Available in one volume, all three books of the darkly witty Cornish Trilogy: The Rebel Angels, What’s Bred in the Bone, and The Lyre of Orpheus.
The fate of the Cornish family unfolds in this trio of novels by acclaimed Canadian writer Robertson Davies . . .
The Rebel Angels. Set in motion by the death of eccentric art patron and collector Francis Cornish, a goodhearted priest and scholar, a professor with a passion for the darker side of medieval psychology, a defrocked monk, and a rich young businessman who inherits some troublesome paintings are all helplessly beguiled by the same coed.
What’s Bred in the Bone. This worthy follow-up goes back to Cornish’s humble beginnings in a spellbinding tale of artistic triumph and heroic deceit. It is a tale told in stylish, elegant prose, endowed with lavish portions of Davies’ wit and wisdom.
The Lyre of Orpheus. The Cornish Foundation is thriving under the directorship of Arthur Cornish when Arthur and his beguiling wife decide to undertake a project worthy of Francis Cornish. Hulda Schnakenburg is commissioned to complete E.T.A. Hoffmann’s unfinished opera Arthur of Britain, or The Magnanimous Cuckold; and the scholarly priest Simon Darcourt finds himself charged with writing the libretto.
“Invention has always been Robertson Davies’s strength. He tells terrific stories that twist around and double back on themselves in surprising ways and, characteristically, combines them with intriguing, arcane information.”—The New York Times
“Davies’ fiction is animated by his scorn for the ironclad systems that claim to explain the whole of life.

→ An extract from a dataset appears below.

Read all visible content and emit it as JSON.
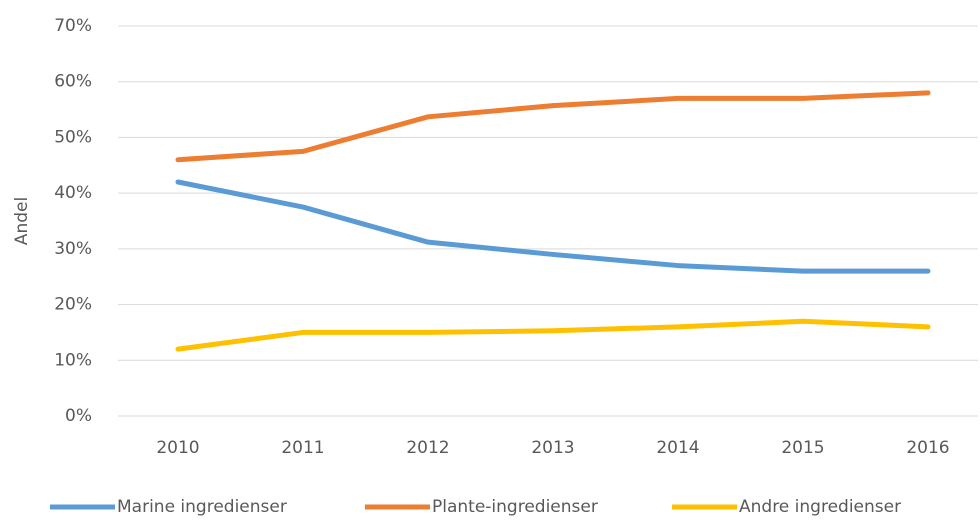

Messy, magical, high-spirited life bubbles up between the cracks.”—South Florida Sun-Sentinel
Robertson Davies (1913–1995) was born and raised in Ontario, and was educated at a variety of schools, including Upper Canada College, Queen’s University, and Balliol College, Oxford. He had three successive careers: as an actor with the Old Vic Company in England; as publisher of the Peterborough Examiner; and as university professor and first Master of Massey College at the University of Toronto, from which he retired in 1981 with the title of Master Emeritus. He was one of Canada’s most distinguished men of letters, with several volumes of plays and collections of essays, speeches, and belles lettres to his credit. As a novelist, he gained worldwide fame for his three trilogies: The Salterton Trilogy, The Deptford Trilogy, and The Cornish Trilogy, and for later novels Murther and Walking Spirits and The Cunning Man. His career was marked by many honors: He was the first Canadian to be made an Honorary Member of the American Academy of Arts and Letters, he was a Companion of the Order of Canada, and he received honorary degrees from twenty-six American, Canadian, and British universities.